La comparaison de l’exemplaire de l’avis d’aptitude du 14 avril 2015 remis à l’employeur par le salarié avec celui détenu par la médecine du travail, le rapport établi le 22 mai 2015 par celle-ci dans le cadre de l’étude de poste et enfin l’attestation précise et objective de Mme Y supérieure hiérarchique de M. B C démontrent que celui-ci a falsifié l’avis d’inaptitude en vue d’éviter de travailler plus de sept heures par jour, comme il était contraint de le faire puisqu’il a fallu modifier le calendrier de travail. Contrairement à ce que prétend le salarié, l’horaire légal de travail est de 35 heures par semaine et non de 7 heures par jour.

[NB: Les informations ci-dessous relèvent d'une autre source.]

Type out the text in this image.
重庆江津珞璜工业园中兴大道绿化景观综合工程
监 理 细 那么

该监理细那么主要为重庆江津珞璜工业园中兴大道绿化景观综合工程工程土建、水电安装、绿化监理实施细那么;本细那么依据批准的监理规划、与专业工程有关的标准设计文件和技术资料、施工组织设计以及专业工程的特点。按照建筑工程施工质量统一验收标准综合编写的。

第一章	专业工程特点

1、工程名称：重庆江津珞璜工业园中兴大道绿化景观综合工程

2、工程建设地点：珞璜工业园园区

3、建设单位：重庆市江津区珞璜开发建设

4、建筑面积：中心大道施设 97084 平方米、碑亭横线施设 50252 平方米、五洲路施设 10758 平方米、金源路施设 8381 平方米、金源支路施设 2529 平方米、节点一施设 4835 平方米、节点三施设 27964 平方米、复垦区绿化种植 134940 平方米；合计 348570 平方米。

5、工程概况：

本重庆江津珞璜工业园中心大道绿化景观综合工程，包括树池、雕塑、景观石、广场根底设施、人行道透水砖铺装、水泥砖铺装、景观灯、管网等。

Cette faute à coloration pénale est certes inexcusable, d’autant plus que l’intéressé occupait le poste de vendeur principal. Cependant compte tenu de l’ancienneté du salarié, elle n’interdisait par le maintien du salarié dans l’entreprise.
Par suite, seule la cause réelle et sérieuse sera retenue.
3.3 : Sur les conséquences financières du licenciement
Au vu des motifs qui précèdent la demande de dommages-intérêts pour licenciement nul ou sans cause réelle et sérieuse sera rejetée.
Quant aux demandes d’indemnité de préavis, d’indemnité de congés payés y afférents et d’indemnité de licenciement, le salarié sollicite la confirmation du jugement sans plus d’explication.
La société SAS Armand Thiery entend voir réduire les sommes allouées, s’agissant de l’indemnité de licenciement sur la base des règles légales de calcul plus avantageuses que les règles conventionnelles et s’agissant de l’indemnité de préavis sur la base du salaire qu’aurait perçu le salarié s’il avait continué à travailler durant le préavis.
En application des articles R 1234-2et R 1234-4 du code du travail plus intéressant pour le salarié que le mode de calcul adopté par la convention collective et compte tenu de l’ancienneté de 25 ans, 8 mois et 18 jours du salarié au moment de la rupture et du salaire moyen des douze derniers mois au moment de la notification du licenciement soit 1.979,41 euros, plus intéressant que le salaire moyen des trois derniers mois, l’indemnité de licenciement s’évalue selon le calcul exact de la société SAS Armand Thiery à la somme de 14.295,74 euros.
L’indemnité de préavis qui doit correspondre au salaire qu’aurait perçu le salarié pendant les deux mois de préavis est égal à 3.781,62 euros selon le calcul également exact de l’employeur, à quoi s’ajoute la somme de 387,16 euros d’indemnité de congés payés y afférents.
Le jugement sera confirmé sur le rappel de salaire au titre de la mise à pied et ainsi que sur
l’indemnité de congés payés y afférents.
Sur l’application de l’article 700 du code de procédure civile et les dépens
Il est équitable au regard de l’article 700 du code de procédure civile d’allouer 1.000 euros au salarié au titre des frais irrépétibles de première instance et 500 euros au titre des frais irrépétibles d’appel. Chaque partie succombant partiellement, elles conserveront chacune la charge de ses propres dépens.
PAR CES MOTIFS :
La Cour statuant contradictoirement, par mise à disposition au greffe et en dernier ressort ;
Constate ne pas être saisie de la demande de rappel de treizième mois, de rappel de salaire au titre du minimum conventionnel, de l’indemnité de congés payés y afférente et de délivrance de documents de fin de contrat ;
Confirme le jugement déféré uniquement sur les demandes de dommages-intérêts pour licenciement sans cause réelle et sérieuse, de rappel de salaire sur la mise à pied, sur l’indemnité de congés payés y afférents, sur la demande de M. B C au titre des frais irrépétibles de première instance et sur les dépens ;
Statuant à nouveau ;
Condamne la société SAS Armand Thiery à payer à M. B C les sommes suivantes :
— 5.000 euros de dommages-intérêts pour manquement à l’obligation de sécurité ;
— 14.295,74 euros d’indemnité de licenciement ;
— 3.781,62 euros d’indemnité de préavis ;
— 378,16 euros d’indemnité de congés payés y afférents ;
Laisse à chaque partie la charge de ses propres dépens de première instance ;
Confirme pour le surplus ;
Y ajoutant ;
Déboute la société SAS Armand Thiery de sa demande au titre des frais irrépétibles d’appel ;
Condamne la société SAS Armand Thiery à payer à M. B C la somme de 500 euros au titre des frais irrépétibles d’appel ;
Laisse à chaque partie la charge de ses propres dépens d’appel.